= Neuroglycopenia =

Medical abnormality

Neuroglycopenia is a shortage of glucose (glycopenia) in the brain, usually due to hypoglycemia. Glycopenia affects the function of neurons, and alters brain function and behavior. Prolonged or recurrent neuroglycopenia can result in loss of consciousness, damage to the brain, and eventual death.

==Signs and symptoms==
- Abnormal mentation, impaired judgment
- Nonspecific dysphoria, anxiety, moodiness, depression, crying, fear of dying, suicidal thoughts
- Negativism, irritability, belligerence, combativeness, rage
- Personality change, emotional lability
- Fatigue, weakness, apathy, lethargy, daydreaming
- Confusion, amnesia, dizziness, delirium
- Staring, "glassy" look, blurred vision, double vision
- Automatic behavior
- Difficulty speaking, slurred speech
- Ataxia, incoordination, sometimes mistaken for "drunkenness"
- Focal or general motor deficit, paralysis, hemiparesis
- Paresthesia, headache
- Stupor, coma, abnormal breathing
- Generalized or focal seizures
- Plasma glucose 20 mg/dL (1.1 mmol/L) or lower

Not all of the above manifestations occur in every case of hypoglycemia. There is no consistent order to the appearance of the symptoms. Specific manifestations vary by age and by the severity of the hypoglycemia. In older children and adults, moderately severe hypoglycemia can resemble mania, mental illness, drug intoxication, or drunkenness. In the elderly, hypoglycemia can produce focal stroke-like effects or a hard-to-define malaise. The symptoms of a single person do tend to be similar from episode to episode.

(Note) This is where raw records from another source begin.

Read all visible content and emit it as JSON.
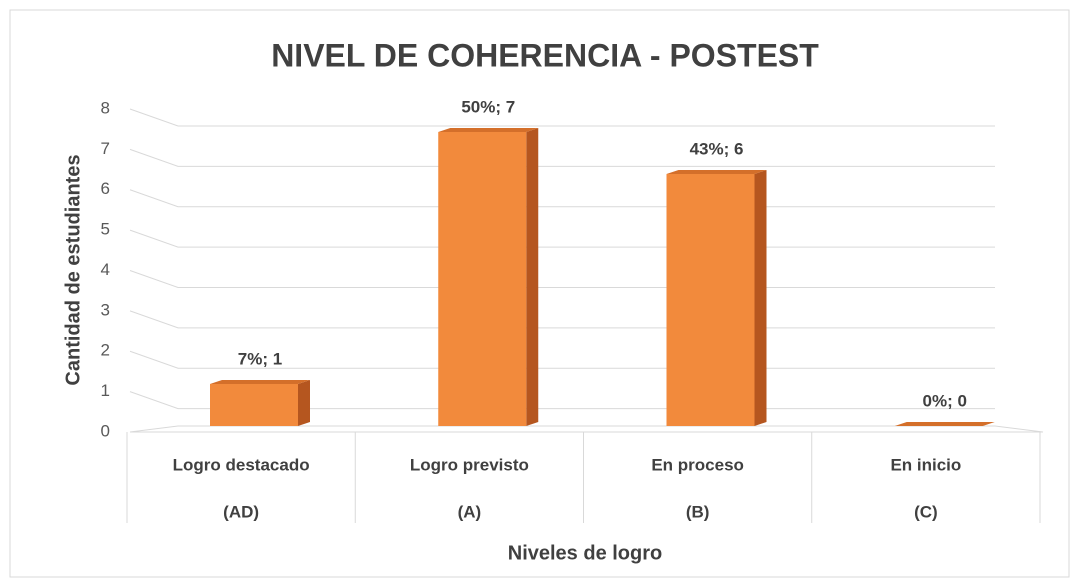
{
  "chart_data": {
    "type": "bar3d",
    "title": "NIVEL DE COHERENCIA - POSTEST",
    "categories": [
      [
        "Logro destacado",
        "(AD)"
      ],
      [
        "Logro previsto",
        "(A)"
      ],
      [
        "En proceso",
        "(B)"
      ],
      [
        "En inicio",
        "(C)"
      ]
    ],
    "values": [
      1,
      7,
      6,
      0
    ],
    "value_labels": [
      "7%; 1",
      "50%; 7",
      "43%; 6",
      "0%; 0"
    ],
    "color": "#f28a3c",
    "ylim": [
      0,
      8
    ],
    "yticks": [
      0,
      1,
      2,
      3,
      4,
      5,
      6,
      7,
      8
    ],
    "grid": true,
    "y_label": "Cantidad de estudiantes",
    "x_label": "Niveles de logro"
  }
}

In the large majority of cases, hypoglycemia severe enough to cause seizures or unconsciousness can be reversed without obvious harm to the brain. Cases of death or permanent neurological damage occurring with a single episode have usually involved prolonged, untreated unconsciousness, interference with breathing, severe concurrent disease, or some other type of vulnerability. Nevertheless, brain damage or death has occasionally resulted from severe hypoglycemia.

==Metabolic responses==

Most neurons have the ability to use other fuels besides glucose (e.g. lactic acid, ketones). Knowledge of the "switchover" process is incomplete. The most severe neuroglycopenic symptoms occur with hypoglycemia caused by excess insulin because insulin reduces the availability of other fuels by suppressing ketogenesis and gluconeogenesis.

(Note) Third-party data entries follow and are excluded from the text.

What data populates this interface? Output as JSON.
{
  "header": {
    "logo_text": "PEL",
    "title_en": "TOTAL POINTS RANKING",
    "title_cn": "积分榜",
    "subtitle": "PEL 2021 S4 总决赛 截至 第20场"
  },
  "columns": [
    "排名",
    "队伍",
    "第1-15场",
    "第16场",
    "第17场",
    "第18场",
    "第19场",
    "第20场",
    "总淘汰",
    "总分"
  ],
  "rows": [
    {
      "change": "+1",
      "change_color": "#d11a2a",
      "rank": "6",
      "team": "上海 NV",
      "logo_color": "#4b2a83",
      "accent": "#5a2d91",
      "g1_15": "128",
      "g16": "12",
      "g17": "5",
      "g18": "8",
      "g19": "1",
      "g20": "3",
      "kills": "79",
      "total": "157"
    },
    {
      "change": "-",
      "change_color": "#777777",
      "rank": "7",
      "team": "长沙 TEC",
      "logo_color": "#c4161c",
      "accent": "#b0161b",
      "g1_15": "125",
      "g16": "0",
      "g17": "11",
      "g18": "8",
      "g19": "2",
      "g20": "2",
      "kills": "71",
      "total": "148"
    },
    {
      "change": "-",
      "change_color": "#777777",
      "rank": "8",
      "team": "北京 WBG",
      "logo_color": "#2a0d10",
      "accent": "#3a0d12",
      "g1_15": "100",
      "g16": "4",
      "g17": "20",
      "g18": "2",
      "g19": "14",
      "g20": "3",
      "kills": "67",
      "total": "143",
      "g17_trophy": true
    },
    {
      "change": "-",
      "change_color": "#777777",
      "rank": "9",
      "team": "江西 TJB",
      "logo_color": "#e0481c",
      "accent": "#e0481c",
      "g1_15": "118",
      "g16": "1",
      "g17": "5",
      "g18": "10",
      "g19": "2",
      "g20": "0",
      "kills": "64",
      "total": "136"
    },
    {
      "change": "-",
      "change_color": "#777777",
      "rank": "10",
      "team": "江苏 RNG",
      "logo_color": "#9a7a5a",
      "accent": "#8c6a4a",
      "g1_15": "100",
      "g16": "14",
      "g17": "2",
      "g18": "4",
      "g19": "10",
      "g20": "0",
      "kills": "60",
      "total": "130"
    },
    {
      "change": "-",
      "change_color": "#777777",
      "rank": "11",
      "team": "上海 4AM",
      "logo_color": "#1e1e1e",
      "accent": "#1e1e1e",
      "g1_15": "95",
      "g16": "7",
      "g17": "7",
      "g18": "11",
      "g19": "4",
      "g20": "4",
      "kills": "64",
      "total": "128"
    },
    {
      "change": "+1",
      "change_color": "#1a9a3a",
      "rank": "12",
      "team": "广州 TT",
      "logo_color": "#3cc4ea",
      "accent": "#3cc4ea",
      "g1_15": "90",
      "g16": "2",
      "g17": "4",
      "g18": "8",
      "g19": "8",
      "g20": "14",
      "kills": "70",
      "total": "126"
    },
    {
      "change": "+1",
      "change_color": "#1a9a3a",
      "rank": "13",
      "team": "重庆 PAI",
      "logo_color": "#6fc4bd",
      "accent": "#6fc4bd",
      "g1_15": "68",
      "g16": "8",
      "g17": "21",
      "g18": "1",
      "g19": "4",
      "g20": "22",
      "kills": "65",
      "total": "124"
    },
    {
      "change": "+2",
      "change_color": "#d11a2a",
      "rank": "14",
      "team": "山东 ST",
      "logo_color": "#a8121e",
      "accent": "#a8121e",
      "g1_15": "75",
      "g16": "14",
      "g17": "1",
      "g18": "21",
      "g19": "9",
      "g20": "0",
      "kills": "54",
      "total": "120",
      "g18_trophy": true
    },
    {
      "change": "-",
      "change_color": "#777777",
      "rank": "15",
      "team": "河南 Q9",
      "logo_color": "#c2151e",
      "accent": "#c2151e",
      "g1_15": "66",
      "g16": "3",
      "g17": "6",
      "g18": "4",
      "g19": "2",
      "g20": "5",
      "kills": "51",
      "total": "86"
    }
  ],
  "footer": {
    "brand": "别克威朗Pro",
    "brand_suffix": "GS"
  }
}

A few types of specialized neurons, especially in the hypothalamus, act as glucose sensors, responding to changing levels of glucose by increasing or decreasing their firing rates. They can elicit a variety of hormonal, autonomic, and behavioral responses to neuroglycopenia. The hormonal and autonomic responses include release of counterregulatory hormones. There is some evidence that the autonomic nervous system can alter liver glucose metabolism independently of the counterregulatory hormones.

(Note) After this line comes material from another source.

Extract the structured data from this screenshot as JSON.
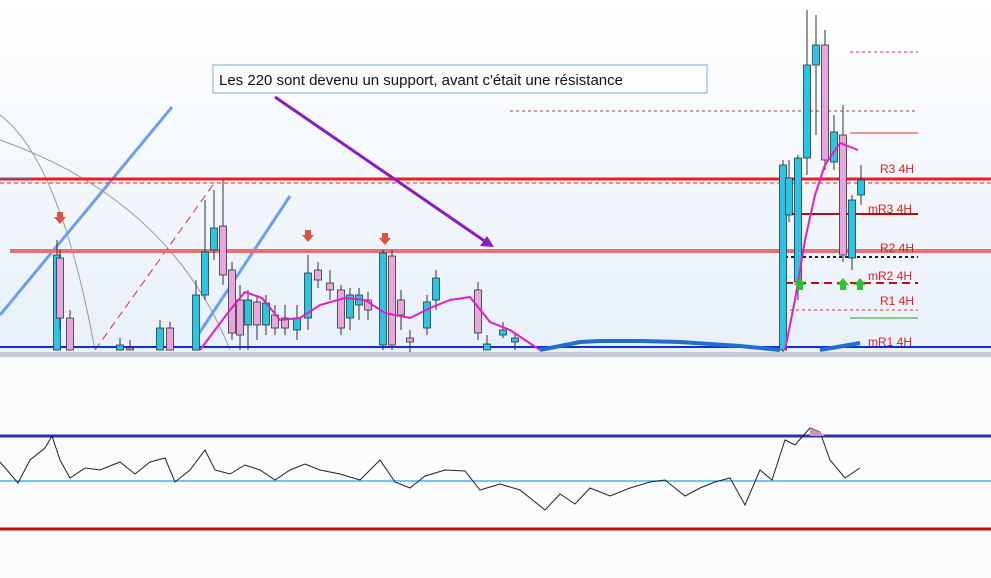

Adjustment of efficiency of transfer of glucose from blood across the blood–brain barrier into the central nervous system represents a third form of compensation which occurs more gradually. Levels of glucose within the central nervous system are normally lower than the blood, regulated by an incompletely understood transfer process. Chronic hypoglycemia or hyperglycemia seems to result in an increase or decrease in efficiency of transfer to maintain CNS levels of glucose within an optimal range.

In both young and old individuals, the brain may habituate to low glucose levels with a reduction of noticeable symptoms, sometimes despite neuroglycopenic impairment. In insulin-dependent diabetic patients this phenomenon is termed hypoglycemia unawareness and is a significant clinical problem when improved glycemic control is attempted. Another aspect of this phenomenon occurs in type I glycogenosis, when chronic hypoglycemia before diagnosis may be better tolerated than acute hypoglycemia after treatment is underway.

==Neuroglycopenia without hypoglycemia==
A rare metabolic disease of the blood-brain glucose transport system has been described in which severe neuroglycopenic effects occurred despite normal blood glucose levels. Low levels of glucose were discovered in the cerebrospinal fluid (CSF), a condition referred to as hypoglycorrhachia [or hypoglycorrhacia].

Hypoglycorrhachia is associated with Glucose transporter type 1 GLUT1 deficiency syndrome (De Vivo disease).

Perhaps a much more common example of the same phenomenon occurs in the people with poorly controlled type 1 diabetes who develop symptoms of hypoglycemia at levels of blood glucose which are normal for most people.